Sunday, November 22, 2009

Thai Green Curry with Zucchini

My stomach is feeling better than it has in over a year (thanks to lovely Thi and her herbs) and I am looking forward to cooking more of the foods i love.  I've recently wanted Thai food and decided to give it a go.  The original recipe is with chicken and I'll show you how to add it if you'd like.  This was delicious. :)

- 2 large zucchini
- 1.5 cups coconut milk
- 2-3 tbsp green curry paste
- if you want to add chicken: 3/4 pounds boneless chicken breast or thighs cut in big bite-sized pieces
- 1.5 cups chicken broth or water (i did half and half)
- 2 tbsp fish sauce
- 1 tbsp palm sugar or brown sugar
- dash of dried (or fresh) basil (optional)

Cut the zucchini in half lengthwise and then crosswise into 1-inch chunks; set aside.  In a medium saucepan or heavy skillet, bring 3/4 cup of the coconut milk to a gentle boil over medium-high heat.  Cook for 2-3 minutes, until it begins to thicken and becomes fragrant.  Add the curry paste and cook 2-3 minutes, pressing and stirring to dissolve into the coconut milk.  If using chicken, add it now and cook 3 minutes more, tossing to coat with the sauce.

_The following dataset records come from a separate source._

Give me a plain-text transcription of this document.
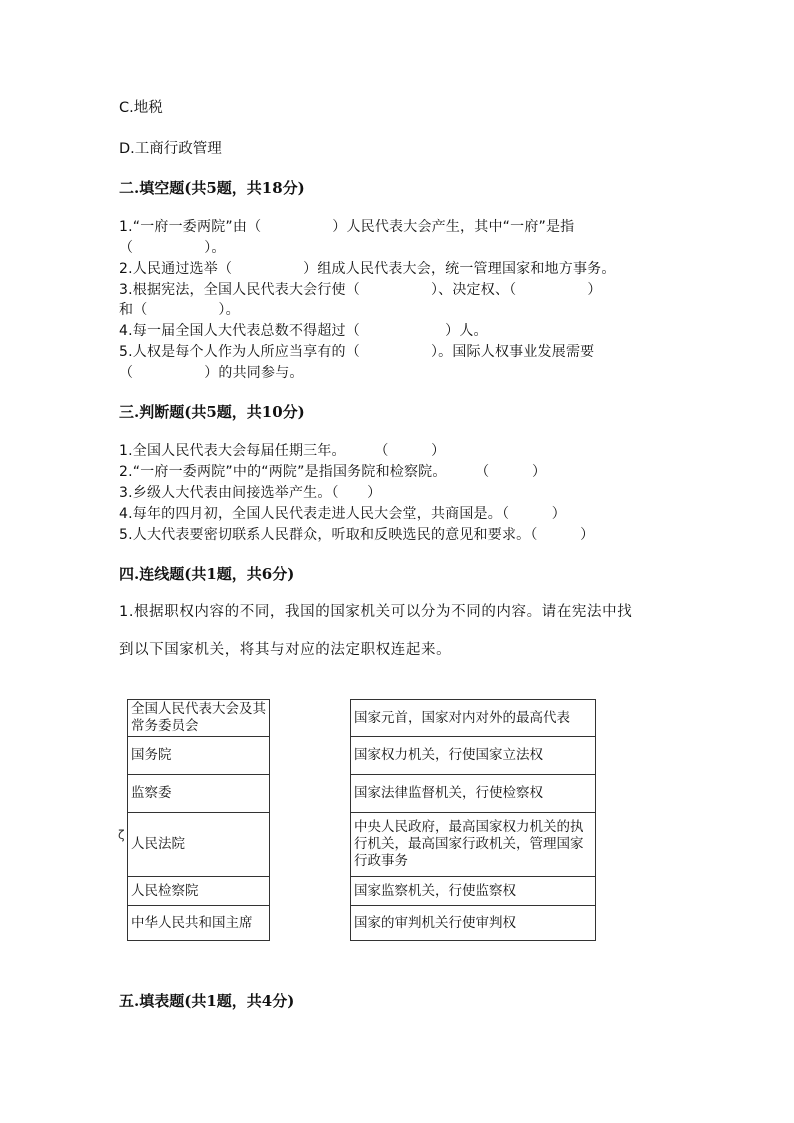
C.地税
D.工商行政管理
二.填空题(共5题，共18分)
1.“一府一委两院”由（　　　　　）人民代表大会产生，其中“一府”是指
（　　　　　）。
2.人民通过选举（　　　　　）组成人民代表大会，统一管理国家和地方事务。
3.根据宪法，全国人民代表大会行使（　　　　　）、决定权、（　　　　　）
和（　　　　　）。
4.每一届全国人大代表总数不得超过（　　　　　　）人。
5.人权是每个人作为人所应当享有的（　　　　　）。国际人权事业发展需要
（　　　　　）的共同参与。
三.判断题(共5题，共10分)
1.全国人民代表大会每届任期三年。　　　（　　　）
2.“一府一委两院”中的“两院”是指国务院和检察院。　　　（　　　）
3.乡级人大代表由间接选举产生。（　　）
4.每年的四月初，全国人民代表走进人民大会堂，共商国是。（　　　）
5.人大代表要密切联系人民群众，听取和反映选民的意见和要求。（　　　）
四.连线题(共1题，共6分)
1.根据职权内容的不同，我国的国家机关可以分为不同的内容。请在宪法中找
到以下国家机关，将其与对应的法定职权连起来。
全国人民代表大会及其常务委员会
国务院
监察委
人民法院
人民检察院
中华人民共和国主席
ζ
国家元首，国家对内对外的最高代表
国家权力机关，行使国家立法权
国家法律监督机关，行使检察权
中央人民政府，最高国家权力机关的执行机关，最高国家行政机关，管理国家行政事务
国家监察机关，行使监察权
国家的审判机关行使审判权
五.填表题(共1题，共4分)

Add the remaining 3/4 cup coconut milk, the chicken broth/water, zucchini, fish sauce, palm sugar, and bring to a boil.  Reduce heat to maintain a lively simmer and cook, stirring now and then, until the chicken is cooked and the zucchini is tender but still firm, 9-11 minutes.  Remove from heat and stire in basil, if desired.   Serve hot or warm.